Just through a sports-centric lens, this means a future where temperatures are increasingly too hot to safely play or even watch a game. This means more and more games being rescheduled and relocated due to catastrophic events. This means damage to stadiums—and the people and communities that frequent and depend on them. This means places that teams and people currently call home will one day become uninhabitable.
Everyone—even those who ignore it or pretend it doesn’t exist—is facing this crisis. But it stands to reason that baseball will be one of the sports most impacted by climate change.
It is a nearly year-round game that is played mostly outdoors, and it has the most professional teams spread across the most locations when factoring in a number of minor league affiliates that is unparalleled in other sports.
With that in mind, Major League Baseball should be leading the athletic world in the fight against climate change.

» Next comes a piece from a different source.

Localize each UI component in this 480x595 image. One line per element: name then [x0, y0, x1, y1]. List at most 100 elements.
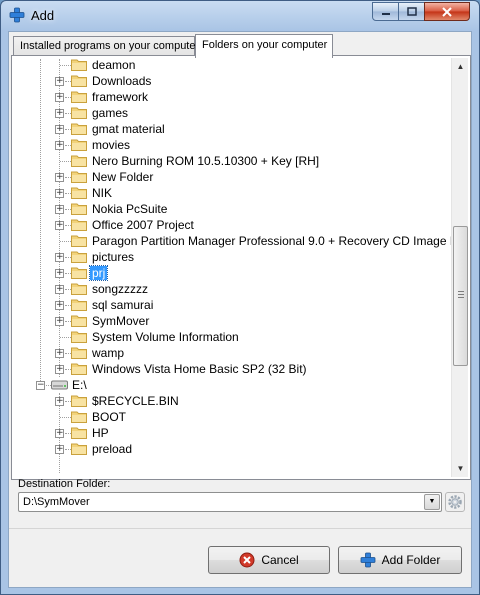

In fairness, there is MLB Green, a commitment to environmental sustainability by the league and its teams. The initiative “practices environmental stewardship” in several ways, and MLB became the first pro sports league to have all its teams enrolled in the Green Sports Alliance.
But even the most knowledgeable baseball fans probably didn’t know such a thing exists. MLB and its owners should be, at the very least, promoting such efforts in full force. They should also be expanding on them and investing more resources into them.
That statement applies to the world at large—it is incomprehensible that anyone could look at recent events and think “we’re doing too much”—but MLB and its owners should also have selfish motivations here, if not civically responsible ones. They, along with other leagues, have products and revenues they should want to protect long-term, as well as the capital and the political influence to at least add momentum to the fight against climate change.
Admittedly, that is likely wishful thinking. Sadly, the image that graced that 2007 Sports Illustrated cover feels more probable.
Maybe, just maybe, though, more people will start to pay attention as more ballparks and communities flood.